Inoltre, i raschiatori in acciaio legato, aggiungendo altri elementi come cromo, nichel e molibdeno, migliorano ulteriormente le loro prestazioni, tra cui durezza, tenacità e resistenza al calore, rendendoli adatti agli ambienti di lavoro più impegnativi. I raschietti in plastica e gomma vengono utilizzati principalmente in applicazioni in cui i requisiti di forza di raschiatura non sono elevati, ma è necessario evitare di graffiare la superficie di lavoro, come nella lavorazione di materiali come vetro e pellicole di plastica.

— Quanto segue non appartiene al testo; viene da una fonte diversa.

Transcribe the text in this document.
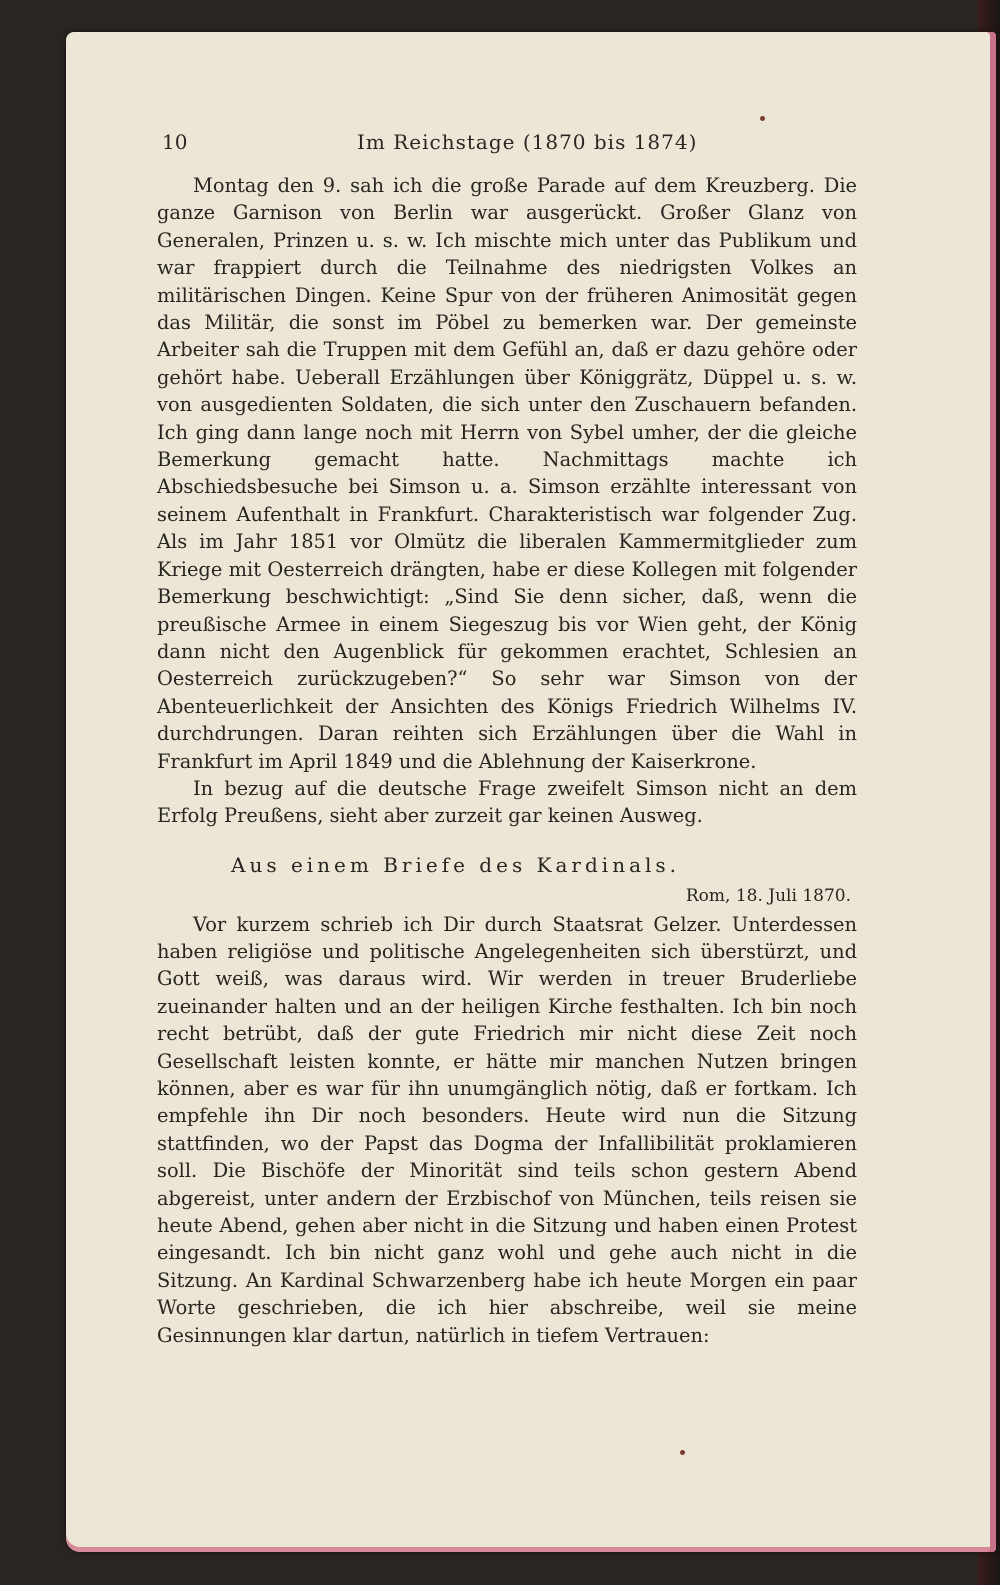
10	Im Reichstage (1870 bis 1874)

Montag den 9. sah ich die große Parade auf dem Kreuzberg. Die ganze Garnison von Berlin war ausgerückt. Großer Glanz von Generalen, Prinzen u. s. w. Ich mischte mich unter das Publikum und war frappiert durch die Teilnahme des niedrigsten Volkes an militärischen Dingen. Keine Spur von der früheren Animosität gegen das Militär, die sonst im Pöbel zu bemerken war. Der gemeinste Arbeiter sah die Truppen mit dem Gefühl an, daß er dazu gehöre oder gehört habe. Ueberall Erzählungen über Königgrätz, Düppel u. s. w. von ausgedienten Soldaten, die sich unter den Zuschauern befanden. Ich ging dann lange noch mit Herrn von Sybel umher, der die gleiche Bemerkung gemacht hatte. Nachmittags machte ich Abschiedsbesuche bei Simson u. a. Simson erzählte interessant von seinem Aufenthalt in Frankfurt. Charakteristisch war folgender Zug. Als im Jahr 1851 vor Olmütz die liberalen Kammermitglieder zum Kriege mit Oesterreich drängten, habe er diese Kollegen mit folgender Bemerkung beschwichtigt: „Sind Sie denn sicher, daß, wenn die preußische Armee in einem Siegeszug bis vor Wien geht, der König dann nicht den Augenblick für gekommen erachtet, Schlesien an Oesterreich zurückzugeben?“ So sehr war Simson von der Abenteuerlichkeit der Ansichten des Königs Friedrich Wilhelms IV. durchdrungen. Daran reihten sich Erzählungen über die Wahl in Frankfurt im April 1849 und die Ablehnung der Kaiserkrone.

In bezug auf die deutsche Frage zweifelt Simson nicht an dem Erfolg Preußens, sieht aber zurzeit gar keinen Ausweg.

Aus einem Briefe des Kardinals.

Rom, 18. Juli 1870.

Vor kurzem schrieb ich Dir durch Staatsrat Gelzer. Unterdessen haben religiöse und politische Angelegenheiten sich überstürzt, und Gott weiß, was daraus wird. Wir werden in treuer Bruderliebe zueinander halten und an der heiligen Kirche festhalten. Ich bin noch recht betrübt, daß der gute Friedrich mir nicht diese Zeit noch Gesellschaft leisten konnte, er hätte mir manchen Nutzen bringen können, aber es war für ihn unumgänglich nötig, daß er fortkam. Ich empfehle ihn Dir noch besonders. Heute wird nun die Sitzung stattfinden, wo der Papst das Dogma der Infallibilität proklamieren soll. Die Bischöfe der Minorität sind teils schon gestern Abend abgereist, unter andern der Erzbischof von München, teils reisen sie heute Abend, gehen aber nicht in die Sitzung und haben einen Protest eingesandt. Ich bin nicht ganz wohl und gehe auch nicht in die Sitzung. An Kardinal Schwarzenberg habe ich heute Morgen ein paar Worte geschrieben, die ich hier abschreibe, weil sie meine Gesinnungen klar dartun, natürlich in tiefem Vertrauen:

Sono a basso-costo e leggeri, ma la loro resistenza all'usura è relativamente scarsa. Infine, i raschiatori ceramici, con la loro estremamente elevata durezza e resistenza all'usura, occupano una posizione insostituibile nei settori delle lavorazioni meccaniche di precisione, come quello dei semiconduttori e dei componenti ottici. Tuttavia, sono fragili e si rompono facilmente e richiedono un'attenta manipolazione. In conclusione, la scelta del materiale del raschiatore più adatto richiede una considerazione approfondita dello scenario applicativo specifico, delle condizioni di lavoro e del budget dei costi. Nella maggior parte dei settori con elevati requisiti di igiene e resistenza alla corrosione, i raschiatori in acciaio inossidabile sono la prima scelta; mentre nelle applicazioni che richiedono alta pressione e usura sono più adatti raschiatori in acciaio al carbonio o legati; per applicazioni leggere e non-abrasive sono sufficienti raschietti in plastica o gomma; e nel campo della lavorazione meccanica di precisione, i raschiatori ceramici dimostrano vantaggi unici.